A big thank you to First Editions® Plants for sponsoring this post and helping us share the many benefits of these important flowering shrubs for pollinators. To find a nursery near you that carries the varieties featured above, please visit the ‘Find a Retailer’ feature on the First Editions® website.
Do you have a pollinator garden? Tell us about some of your favorite pollinator-friendly plants in the comment section below.
Frank Mosher says
Under your section entitled: Selecting Pollinator-friendly shrubs, what are the beautiful blue unidentified flowers? thank you.
Jessica Walliser says
Hi Frank. Those are the ‘Sapphire Surf’ Blue Mist Shrub (Caryopteris x clandonensis Sapphire Surf™) discussed later in the article.
Amy Halvorson Miller says
I have potentilla, Russian sage, daphne and Caryopteris (mine’s named Bluebeard) which insects love. Do other types of ninebark from First Editions also provide pollen and nectar? It isn’t clear from plant tags and I find nursery staff are not generally knowledgeable on this. If I shop on a sunny day, I can hang out and watch which plants attract insects. Also, the “find a retailer” tool indicated none in my area, but I have seen some of their plants at one nearby nursery.
Jessica Walliser says
Yes; other types of nine barks will also provide nectar and pollen for insects.

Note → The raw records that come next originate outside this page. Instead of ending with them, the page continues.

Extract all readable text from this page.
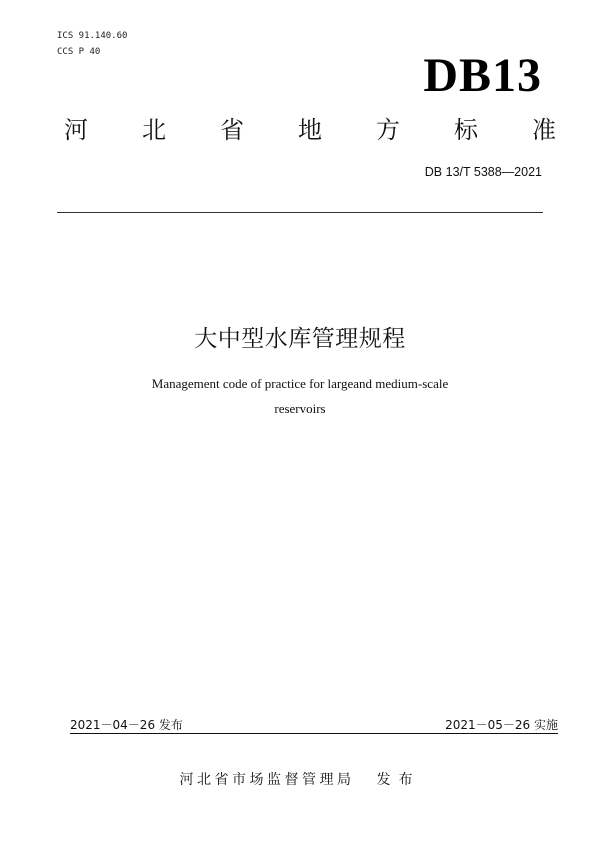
ICS 91.140.60
CCS P 40	DB13
河 北 省 地 方 标 准
DB 13/T 5388—2021
大中型水库管理规程
Management code of practice for largeand medium-scale
reservoirs
2021－04－26 发布	2021－05－26 实施
河北省市场监督管理局 发布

Nicole Watkins Campbell says
Dear Savvy Gardeners,
I have been adding native plants to my gardens for a few years now and want to continue. My goal is to make the perennials almost exclusively plants native to Nova Scotia and especially Halifax to benefit pollinators with which they have long-evolved relationships. But I sometimes see references to cultivars of native plants. What does this mean? What does it mean to include them, or should I relax a bit more about this? I won’t likely ever replace the German irises and daylilies or the rhodos, pieris, and holly. I have planted hepatica, native blueberries, Arcturus, and native ferns.

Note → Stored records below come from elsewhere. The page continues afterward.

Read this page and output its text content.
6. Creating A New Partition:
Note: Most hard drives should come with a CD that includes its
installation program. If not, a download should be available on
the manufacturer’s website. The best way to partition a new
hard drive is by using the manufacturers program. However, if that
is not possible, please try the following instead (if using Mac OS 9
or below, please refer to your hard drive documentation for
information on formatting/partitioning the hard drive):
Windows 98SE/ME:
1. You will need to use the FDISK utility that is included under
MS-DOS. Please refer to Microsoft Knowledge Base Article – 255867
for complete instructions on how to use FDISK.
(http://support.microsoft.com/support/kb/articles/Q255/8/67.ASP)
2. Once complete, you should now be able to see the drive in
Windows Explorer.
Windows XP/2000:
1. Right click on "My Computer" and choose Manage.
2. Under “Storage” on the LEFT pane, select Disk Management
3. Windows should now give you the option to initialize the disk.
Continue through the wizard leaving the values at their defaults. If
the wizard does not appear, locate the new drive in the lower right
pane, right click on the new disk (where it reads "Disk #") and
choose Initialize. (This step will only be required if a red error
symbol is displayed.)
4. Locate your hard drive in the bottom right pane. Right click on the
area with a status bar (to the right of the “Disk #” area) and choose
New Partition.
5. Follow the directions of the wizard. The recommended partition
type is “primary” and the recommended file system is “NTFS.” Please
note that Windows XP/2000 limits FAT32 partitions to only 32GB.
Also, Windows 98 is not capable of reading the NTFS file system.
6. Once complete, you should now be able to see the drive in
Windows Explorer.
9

Love your ideas and advice!
Jessica Walliser says
HI Nicole – Ahhhh, what a can of worms you’ve opened. LOL! Cultivars are named varieties of plants that have either been bred or selected for a special trait. They may have a different bloom color, a different height, a different leaf form, or some other physical attribute that makes them different from the straight species of that particular plant. There’s much debate and conversation occurring in the industry right now about whether or not cultivars of native plants (sometimes called nativars) are as fit for supporting native pollinators and other wildlife as the straight species of plants are. There’s a lot of current research taking place on this very topic. It’s really something you’ll need to research yourself and formulate your own opinion on the topic until all the research comes in. There are many gardeners who will plant only the straight species of native plants in their gardens, while others are more relaxed and include nativars in their gardens without questioning their fitness. What we do know for certain is that native plants and native insects have coevolved for tens of thousands of years together, so there’s no doubt that it’s a good thing to include native plants in your landscape. It’s the cultivars that remain in question.
Natalie Henderson says
I recently picked up Symphorocarpus Candy at one of my suppliers…the other S. bushes attract bees galore. Do you know if this does as well?
Jessica Walliser says
Coralberries do attract pollinators. But, I can’t speak from experience regarding Candy™ as I’ve not grown that one myself. From what I can find online, however, it’s noted as being attractive to pollinators. Let us know if you find it to be as bee-filled as your other coralberries.